In this research, the industrial production index and the economic sentiment index do not have a relevant impact on the stock market, but the manufacturing activity index has a positive effect.

Regarding the unemployment rate having a negative effect on the stock market (Boyd et al., 2005; Farsio & Fazel, 2013, Tapa et al., 2016; Sirucek, 2012), in this study, the unemployment rate also has a negative impact, coinciding with the general opinion of other authors.

As for the risk premium, there are no clear criteria about its influence, and there are discrepancies about its repercussions on the stock market (Aristei & Martelli, 2014; Augustin et al., 2018; Bernoth et al., 2012; Chiu & Lee, 2019; Chovancová et al., 2019; Haugh et al., 2009; Pierdzioch et al., 2008; Silvapulle et al., 2016; Singh et al., 2011). However, this variable has been controlled by the European Central Bank in the case of Spain and other EU countries; the European Central Bank’s decision to intervene since the 2008 crisis in secondary debt markets has led to a reduction in the Spanish risk premium, from peak values close to 550 points in 2012 to levels close to 100 points in 2021. Therefore, this situation of intervention and relative control of the risk premium has limited its movements, which may be one of the reasons why this variable has no influence on the stock market in this research work.

6. Conclusions

This article analyzes the transmission of effects between the macroeconomic environment and the stock market in Spain, using a VAR model for the period 2001–2020. The selection of this study period is relevant for the analysis as it allows us to include the information corresponding to the major crises that have occurred in this century (financial 2008 and health 2019).

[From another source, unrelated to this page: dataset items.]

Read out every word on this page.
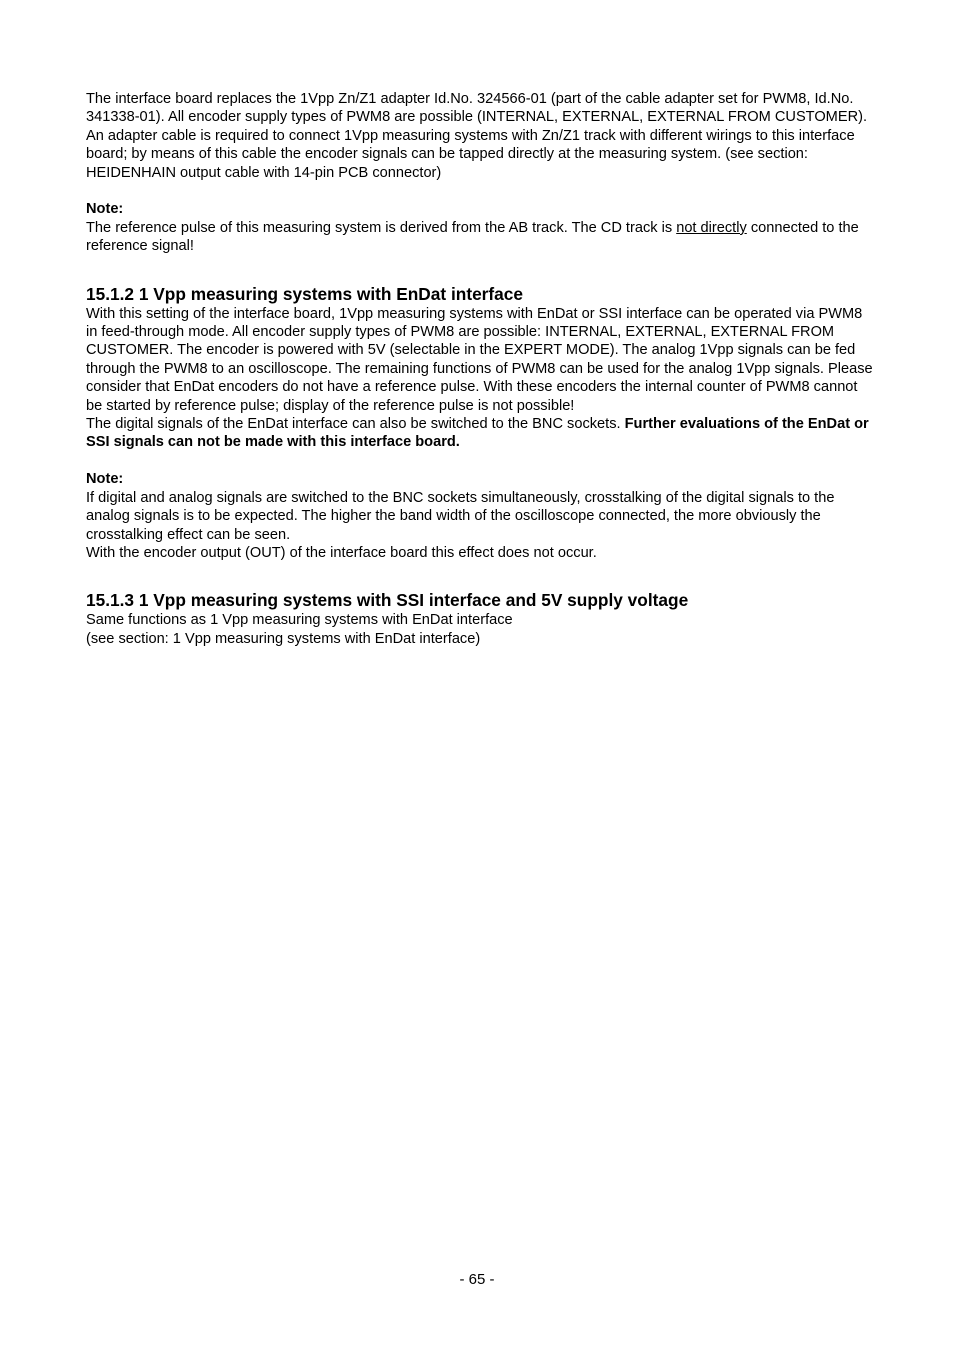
The interface board replaces the 1Vpp Zn/Z1 adapter Id.No. 324566-01 (part of the cable adapter set for PWM8, Id.No. 341338-01). All encoder supply types of PWM8 are possible (INTERNAL, EXTERNAL, EXTERNAL FROM CUSTOMER). An adapter cable is required to connect 1Vpp measuring systems with Zn/Z1 track with different wirings to this interface board; by means of this cable the encoder signals can be tapped directly at the measuring system. (see section: HEIDENHAIN output cable with 14-pin PCB connector)

Note:

The reference pulse of this measuring system is derived from the AB track. The CD track is not directly connected to the reference signal!

15.1.2 1 Vpp measuring systems with EnDat interface

With this setting of the interface board, 1Vpp measuring systems with EnDat or SSI interface can be operated via PWM8 in feed-through mode. All encoder supply types of PWM8 are possible: INTERNAL, EXTERNAL, EXTERNAL FROM CUSTOMER. The encoder is powered with 5V (selectable in the EXPERT MODE). The analog 1Vpp signals can be fed through the PWM8 to an oscilloscope. The remaining functions of PWM8 can be used for the analog 1Vpp signals. Please consider that EnDat encoders do not have a reference pulse. With these encoders the internal counter of PWM8 cannot be started by reference pulse; display of the reference pulse is not possible!

The digital signals of the EnDat interface can also be switched to the BNC sockets. Further evaluations of the EnDat or SSI signals can not be made with this interface board.

Note:

If digital and analog signals are switched to the BNC sockets simultaneously, crosstalking of the digital signals to the analog signals is to be expected. The higher the band width of the oscilloscope connected, the more obviously the crosstalking effect can be seen.

With the encoder output (OUT) of the interface board this effect does not occur.

15.1.3 1 Vpp measuring systems with SSI interface and 5V supply voltage

Same functions as 1 Vpp measuring systems with EnDat interface

(see section: 1 Vpp measuring systems with EnDat interface)

- 65 -
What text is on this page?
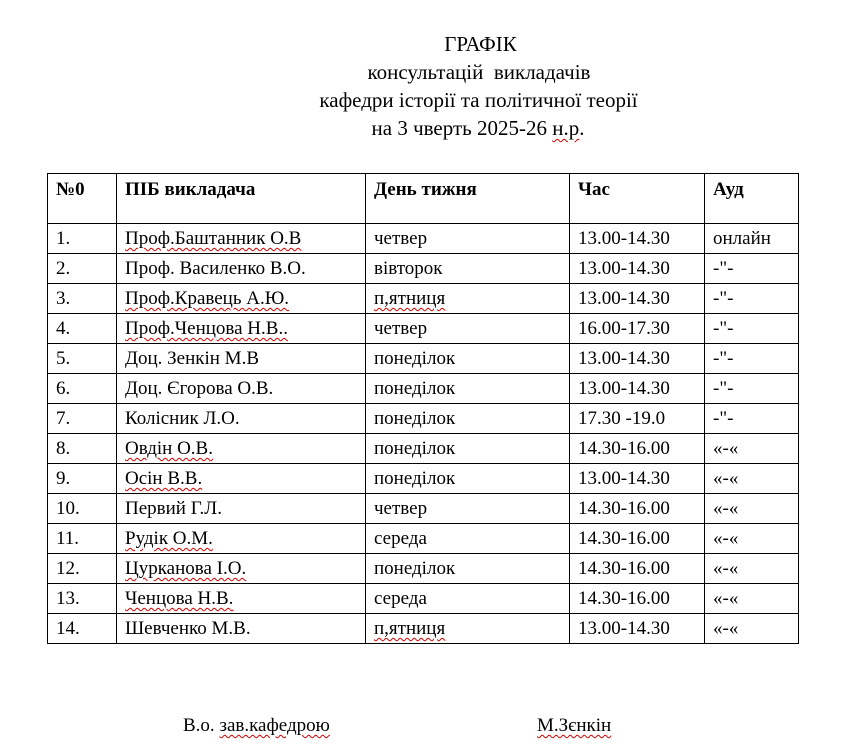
ГРАФІК
консультацій  викладачів
кафедри історії та політичної теорії
на 3 чверть 2025-26 н.р.
№0	ПІБ викладача	День тижня	Час	Ауд
1.	Проф.Баштанник О.В	четвер	13.00-14.30	онлайн
2.	Проф. Василенко В.О.	вівторок	13.00-14.30	-"-
3.	Проф.Кравець А.Ю.	п,ятниця	13.00-14.30	-"-
4.	Проф.Ченцова Н.В..	четвер	16.00-17.30	-"-
5.	Доц. Зенкін М.В	понеділок	13.00-14.30	-"-
6.	Доц. Єгорова О.В.	понеділок	13.00-14.30	-"-
7.	Колісник Л.О.	понеділок	17.30 -19.0	-"-
8.	Овдін О.В.	понеділок	14.30-16.00	«-«
9.	Осін В.В.	понеділок	13.00-14.30	«-«
10.	Первий Г.Л.	четвер	14.30-16.00	«-«
11.	Рудік О.М.	середа	14.30-16.00	«-«
12.	Цурканова І.О.	понеділок	14.30-16.00	«-«
13.	Ченцова Н.В.	середа	14.30-16.00	«-«
14.	Шевченко М.В.	п,ятниця	13.00-14.30	«-«
В.о. зав.кафедрою	М.Зєнкін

The main contributions obtained can be grouped as follows:

• • Stock market response to impacts the macroeconomic variables:

•   ^ Positive effect: monetary aggregate M1 and lagged manufacturing activity index (PMI).

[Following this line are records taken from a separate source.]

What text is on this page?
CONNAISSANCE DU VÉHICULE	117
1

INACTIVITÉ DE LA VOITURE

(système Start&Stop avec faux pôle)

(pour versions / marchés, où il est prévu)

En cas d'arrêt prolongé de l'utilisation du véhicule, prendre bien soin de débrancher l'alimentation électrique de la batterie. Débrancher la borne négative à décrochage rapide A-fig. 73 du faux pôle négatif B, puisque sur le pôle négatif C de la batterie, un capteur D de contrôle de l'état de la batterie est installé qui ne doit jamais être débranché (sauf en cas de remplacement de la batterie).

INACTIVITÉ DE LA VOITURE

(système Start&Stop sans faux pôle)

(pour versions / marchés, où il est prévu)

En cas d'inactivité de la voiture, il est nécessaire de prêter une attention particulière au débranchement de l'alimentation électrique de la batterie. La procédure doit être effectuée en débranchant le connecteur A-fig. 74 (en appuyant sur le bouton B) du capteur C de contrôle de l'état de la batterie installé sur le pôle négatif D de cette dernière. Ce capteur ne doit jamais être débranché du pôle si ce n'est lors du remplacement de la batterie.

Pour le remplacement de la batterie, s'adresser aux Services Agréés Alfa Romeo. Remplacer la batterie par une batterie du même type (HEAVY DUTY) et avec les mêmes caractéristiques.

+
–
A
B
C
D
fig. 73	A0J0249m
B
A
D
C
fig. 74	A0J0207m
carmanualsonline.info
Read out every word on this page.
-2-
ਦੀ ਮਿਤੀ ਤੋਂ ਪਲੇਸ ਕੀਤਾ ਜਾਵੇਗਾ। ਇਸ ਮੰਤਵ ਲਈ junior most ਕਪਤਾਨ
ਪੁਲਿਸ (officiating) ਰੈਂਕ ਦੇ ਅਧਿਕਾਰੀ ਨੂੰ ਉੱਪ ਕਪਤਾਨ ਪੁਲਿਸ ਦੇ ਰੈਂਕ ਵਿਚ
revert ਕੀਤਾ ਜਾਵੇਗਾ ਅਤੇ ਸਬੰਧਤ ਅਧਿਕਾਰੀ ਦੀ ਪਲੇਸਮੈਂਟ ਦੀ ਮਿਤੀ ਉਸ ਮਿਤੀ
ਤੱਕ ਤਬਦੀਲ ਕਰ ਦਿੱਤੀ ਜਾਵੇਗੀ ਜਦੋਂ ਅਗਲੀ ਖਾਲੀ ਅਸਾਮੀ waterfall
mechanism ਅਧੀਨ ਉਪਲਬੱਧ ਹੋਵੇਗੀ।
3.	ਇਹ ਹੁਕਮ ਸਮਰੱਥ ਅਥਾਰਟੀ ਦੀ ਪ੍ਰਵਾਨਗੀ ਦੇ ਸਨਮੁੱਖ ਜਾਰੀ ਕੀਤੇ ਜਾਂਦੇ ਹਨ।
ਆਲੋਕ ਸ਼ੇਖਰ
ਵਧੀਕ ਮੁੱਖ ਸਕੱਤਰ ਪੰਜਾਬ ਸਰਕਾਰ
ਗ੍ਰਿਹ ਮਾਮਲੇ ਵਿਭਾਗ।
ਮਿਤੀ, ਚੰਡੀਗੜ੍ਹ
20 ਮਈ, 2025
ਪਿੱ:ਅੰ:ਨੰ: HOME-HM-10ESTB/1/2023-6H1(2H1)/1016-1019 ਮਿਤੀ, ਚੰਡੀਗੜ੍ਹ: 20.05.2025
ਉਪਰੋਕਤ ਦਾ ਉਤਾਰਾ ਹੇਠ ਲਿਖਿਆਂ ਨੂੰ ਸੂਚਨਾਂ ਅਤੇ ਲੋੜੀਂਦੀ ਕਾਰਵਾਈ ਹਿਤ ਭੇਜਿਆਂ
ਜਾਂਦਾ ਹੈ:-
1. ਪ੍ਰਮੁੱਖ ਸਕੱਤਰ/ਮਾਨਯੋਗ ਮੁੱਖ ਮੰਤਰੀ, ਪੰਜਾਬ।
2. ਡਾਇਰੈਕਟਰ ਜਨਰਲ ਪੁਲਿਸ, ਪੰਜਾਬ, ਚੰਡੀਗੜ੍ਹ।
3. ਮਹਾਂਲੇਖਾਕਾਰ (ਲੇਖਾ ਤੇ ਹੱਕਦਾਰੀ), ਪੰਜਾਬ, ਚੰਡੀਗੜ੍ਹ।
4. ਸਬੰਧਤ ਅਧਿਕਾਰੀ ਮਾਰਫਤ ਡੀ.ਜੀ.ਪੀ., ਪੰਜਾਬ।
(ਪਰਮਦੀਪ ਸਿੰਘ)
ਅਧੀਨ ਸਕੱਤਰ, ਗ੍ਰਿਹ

•   ^ Negative effect: unemployment rate (UNEM) and lagged interest rate (INTERES).

• • Macroeconomic variables response to impacts the stock market:

•   ^ Positive impact: interest rate (INTERES), industrial production index (IPI), manufacturing activity index (PMI) and economic sentiment index (ESI).

•   ^ Negative impact: unemployment rate (UNEM).

The relationship between macroeconomic variables is also confirmed, although the effect depends on the variable. Therefore, changes in the real economy also have an impact on the economy itself.

In short, this research has practical implications for the Public Administration by allowing possible risks to be detected in the real and financial economy, and for investors, who have the possibility of deciding their investments with the information of the market itself and with some macroeconomic variables, knowing their incidence on the stock market.

This study has certain limitations:

• The data analyzed are only from Spain and correspond to an extensive but limited period.

• There may be other macroeconomic variables that could have an influence on the stock market or other international variables influencing the Spanish stock market that were not considered in the study.

Future lines of research could be developed further in this area of study, either by extending the time horizon, analyzing other countries, using alternative approaches or incorporating new variables.

Disclosure statement

No potential conflict of interest was reported by the authors.